Jesus returned to Galilee in the power of the Spirit,
and news of him spread throughout the whole region.
He taught in their synagogues and was praised by all.
He came to Nazareth, where he had grown up,
and went according to his custom
into the synagogue on the sabbath day.
He stood up to read and was handed a scroll of the prophet Isaiah.
He unrolled the scroll and found the passage where it was written:
The Spirit of the Lord is upon me,
because he has anointed me
to bring glad tidings to the poor.
He has sent me to proclaim liberty to captives
and recovery of sight to the blind,
to let the oppressed go free,
and to proclaim a year acceptable to the Lord.

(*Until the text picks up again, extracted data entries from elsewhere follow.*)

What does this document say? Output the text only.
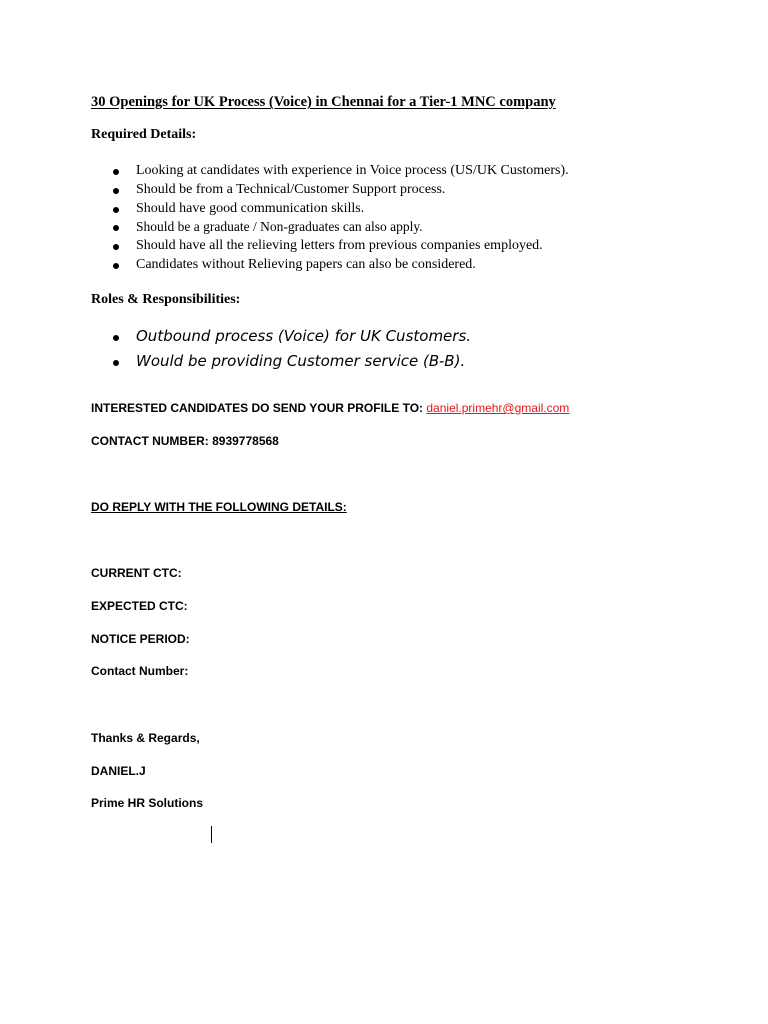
30 Openings for UK Process (Voice) in Chennai for a Tier-1 MNC company
Required Details:
Looking at candidates with experience in Voice process (US/UK Customers).
Should be from a Technical/Customer Support process.
Should have good communication skills.
Should be a graduate / Non-graduates can also apply.
Should have all the relieving letters from previous companies employed.
Candidates without Relieving papers can also be considered.
Roles & Responsibilities:
Outbound process (Voice) for UK Customers.
Would be providing Customer service (B-B).
INTERESTED CANDIDATES DO SEND YOUR PROFILE TO: daniel.primehr@gmail.com
CONTACT NUMBER: 8939778568
DO REPLY WITH THE FOLLOWING DETAILS:
CURRENT CTC:
EXPECTED CTC:
NOTICE PERIOD:
Contact Number:
Thanks & Regards,
DANIEL.J
Prime HR Solutions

Rolling up the scroll, he handed it back to the attendant and sat down,
and the eyes of all in the synagogue looked intently at him.
He said to them,
“Today this Scripture passage is fulfilled in your hearing.”
Reflection:
St Luke gives us some great insights into how we can read the Holy Gospels as four different viewpoints of one singular Christ event. St Luke has been exposed to not only written histories of the events surrounding the Christ, but also the oral traditions of the eyewitnesses that are being conveyed around the early church. We can imagine the illiterate relying mainly on oral tradition, and the literate believers leaning on the written accounts. If we add in differences in geography and language, we can see how early believers would have an incomplete and fragmented picture of Jesus’ life and public ministry.

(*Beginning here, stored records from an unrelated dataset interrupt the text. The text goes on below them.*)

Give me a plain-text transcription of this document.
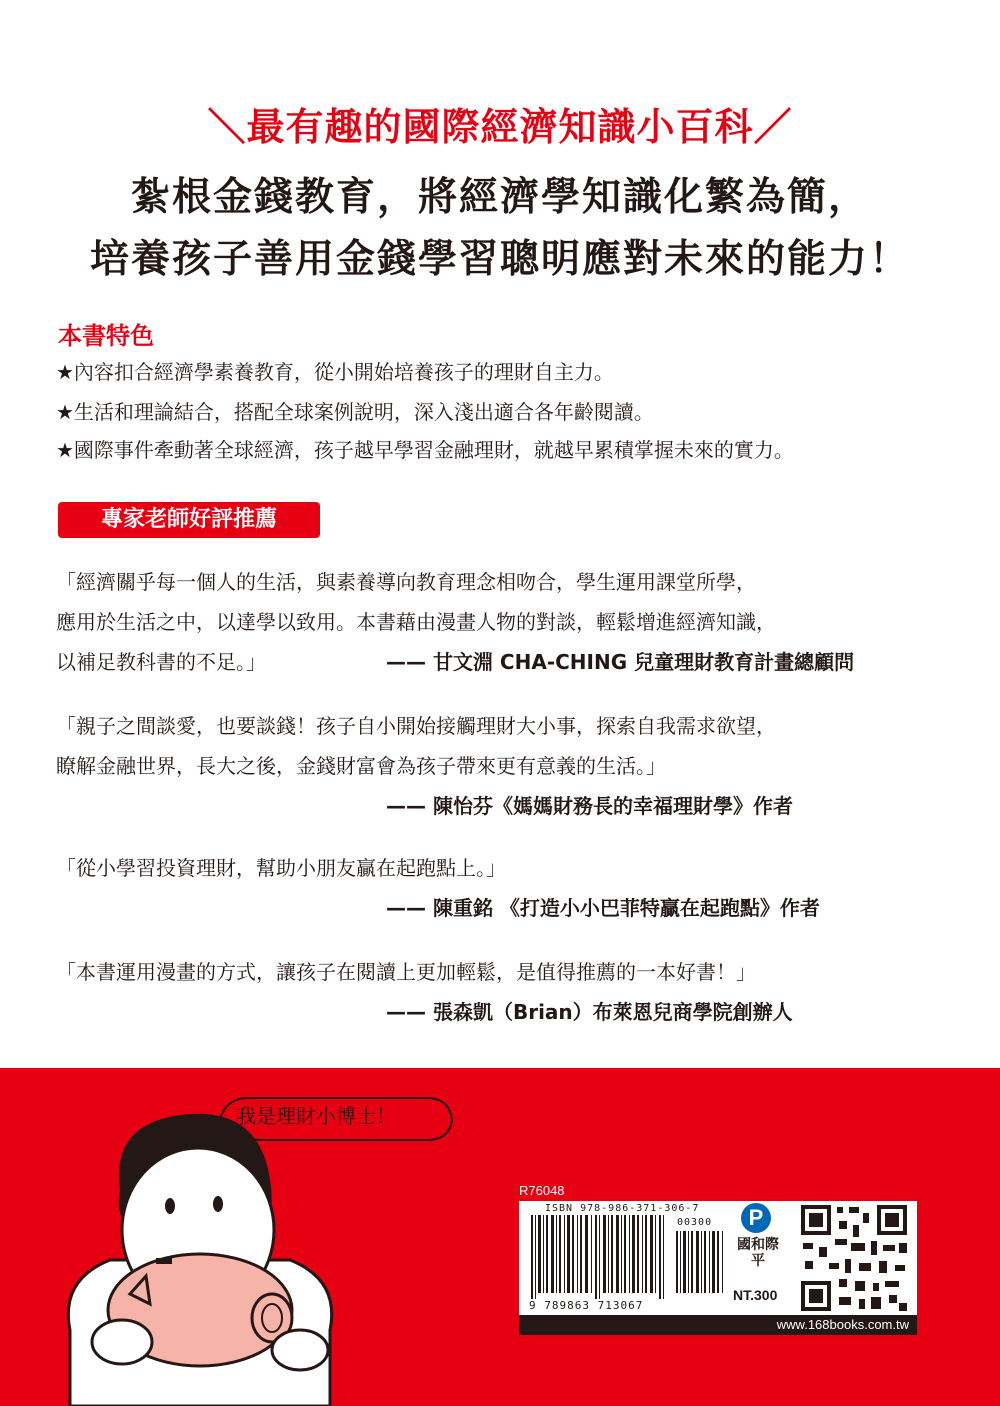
＼最有趣的國際經濟知識小百科／
紮根金錢教育，將經濟學知識化繁為簡，
培養孩子善用金錢學習聰明應對未來的能力！
本書特色
★內容扣合經濟學素養教育，從小開始培養孩子的理財自主力。
★生活和理論結合，搭配全球案例說明，深入淺出適合各年齡閱讀。
★國際事件牽動著全球經濟，孩子越早學習金融理財，就越早累積掌握未來的實力。
專家老師好評推薦
「經濟關乎每一個人的生活，與素養導向教育理念相吻合，學生運用課堂所學，
應用於生活之中，以達學以致用。本書藉由漫畫人物的對談，輕鬆增進經濟知識，
以補足教科書的不足。」	—— 甘文淵 CHA-CHING 兒童理財教育計畫總顧問
「親子之間談愛，也要談錢！孩子自小開始接觸理財大小事，探索自我需求欲望，
瞭解金融世界，長大之後，金錢財富會為孩子帶來更有意義的生活。」
—— 陳怡芬《媽媽財務長的幸福理財學》作者
「從小學習投資理財，幫助小朋友贏在起跑點上。」
—— 陳重銘 《打造小小巴菲特贏在起跑點》作者
「本書運用漫畫的方式，讓孩子在閱讀上更加輕鬆，是值得推薦的一本好書！」
—— 張森凱（Brian）布萊恩兒商學院創辦人
我是理財小博士！
R76048
ISBN 978-986-371-306-7
00300
9 789863 713067
P
國和際平
NT.300
www.168books.com.tw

St Luke — generally accepted by tradition and scholars to have been a highly-educated Gentile doctor who converted — was probably frustrated by this state of things. And so, this trained scholar sets out to investigate everything afresh, gather and sort through disparate sources, and then arrange them in an accurate but readable account. St Luke becomes a source curator and narrative editor who rescues ordinary believers from being forced to wade through a giant hodge-podge of source materials. Christians could now just read his Gospel and know they have received a reliable account of the life and teachings of the Messiah.
We have within the text of Scripture itself an explanation for the four Gospels, and how they so often repeat each other verbatim but then disagree on small details or sequence of events. Four different authors, using common and different source material (their own first-hand experiences, oral eyewitness accounts, written narrative accounts), craft, organize, and write their own unique Gospels under the inspiration of the Holy Spirit.

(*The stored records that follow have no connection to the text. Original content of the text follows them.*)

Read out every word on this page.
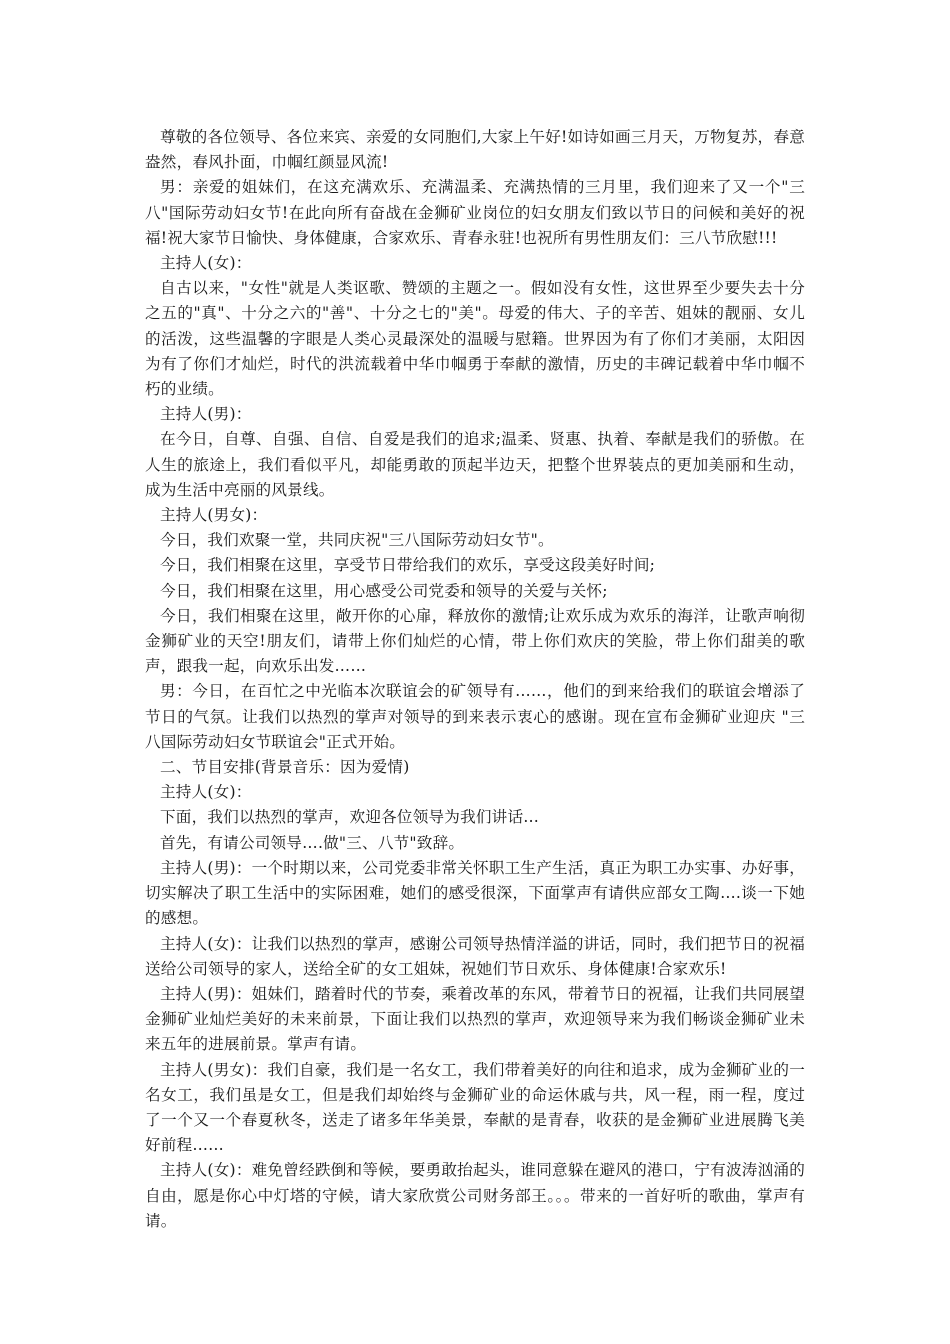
尊敬的各位领导、各位来宾、亲爱的女同胞们,大家上午好!如诗如画三月天，万物复苏，春意盎然，春风扑面，巾帼红颜显风流!

男：亲爱的姐妹们，在这充满欢乐、充满温柔、充满热情的三月里，我们迎来了又一个"三八"国际劳动妇女节!在此向所有奋战在金狮矿业岗位的妇女朋友们致以节日的问候和美好的祝福!祝大家节日愉快、身体健康，合家欢乐、青春永驻!也祝所有男性朋友们：三八节欣慰!!!

主持人(女)：

自古以来，"女性"就是人类讴歌、赞颂的主题之一。假如没有女性，这世界至少要失去十分之五的"真"、十分之六的"善"、十分之七的"美"。母爱的伟大、子的辛苦、姐妹的靓丽、女儿的活泼，这些温馨的字眼是人类心灵最深处的温暖与慰籍。世界因为有了你们才美丽，太阳因为有了你们才灿烂，时代的洪流载着中华巾帼勇于奉献的激情，历史的丰碑记载着中华巾帼不朽的业绩。

主持人(男)：

在今日，自尊、自强、自信、自爱是我们的追求;温柔、贤惠、执着、奉献是我们的骄傲。在人生的旅途上，我们看似平凡，却能勇敢的顶起半边天，把整个世界装点的更加美丽和生动，成为生活中亮丽的风景线。

主持人(男女)：

今日，我们欢聚一堂，共同庆祝"三八国际劳动妇女节"。

今日，我们相聚在这里，享受节日带给我们的欢乐，享受这段美好时间;

今日，我们相聚在这里，用心感受公司党委和领导的关爱与关怀;

今日，我们相聚在这里，敞开你的心扉，释放你的激情;让欢乐成为欢乐的海洋，让歌声响彻金狮矿业的天空!朋友们，请带上你们灿烂的心情，带上你们欢庆的笑脸，带上你们甜美的歌声，跟我一起，向欢乐出发……

男：今日，在百忙之中光临本次联谊会的矿领导有……，他们的到来给我们的联谊会增添了节日的气氛。让我们以热烈的掌声对领导的到来表示衷心的感谢。现在宣布金狮矿业迎庆 "三八国际劳动妇女节联谊会"正式开始。

二、节目安排(背景音乐：因为爱情)

主持人(女)：

下面，我们以热烈的掌声，欢迎各位领导为我们讲话…

首先，有请公司领导….做"三、八节"致辞。

主持人(男)：一个时期以来，公司党委非常关怀职工生产生活，真正为职工办实事、办好事，切实解决了职工生活中的实际困难，她们的感受很深，下面掌声有请供应部女工陶….谈一下她的感想。

主持人(女)：让我们以热烈的掌声，感谢公司领导热情洋溢的讲话，同时，我们把节日的祝福送给公司领导的家人，送给全矿的女工姐妹，祝她们节日欢乐、身体健康!合家欢乐!

主持人(男)：姐妹们，踏着时代的节奏，乘着改革的东风，带着节日的祝福，让我们共同展望金狮矿业灿烂美好的未来前景，下面让我们以热烈的掌声，欢迎领导来为我们畅谈金狮矿业未来五年的进展前景。掌声有请。

主持人(男女)：我们自豪，我们是一名女工，我们带着美好的向往和追求，成为金狮矿业的一名女工，我们虽是女工，但是我们却始终与金狮矿业的命运休戚与共，风一程，雨一程，度过了一个又一个春夏秋冬，送走了诸多年华美景，奉献的是青春，收获的是金狮矿业进展腾飞美好前程……

主持人(女)：难免曾经跌倒和等候，要勇敢抬起头，谁同意躲在避风的港口，宁有波涛汹涌的自由，愿是你心中灯塔的守候，请大家欣赏公司财务部王。。。带来的一首好听的歌曲，掌声有请。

Rather than trying to harmonize the four Gospels into one consistent narrative or making hay out of minor discrepancies in detail or chronology, we should focus instead on what each Gospel communicates to us uniquely well. For God did not dictate one Gospel from heaven, but rather inspired four dissimilar human writers to compose four distinctive Gospels. With the eyes of faith, we begin to see the unique power and charism of each of the Gospel accounts.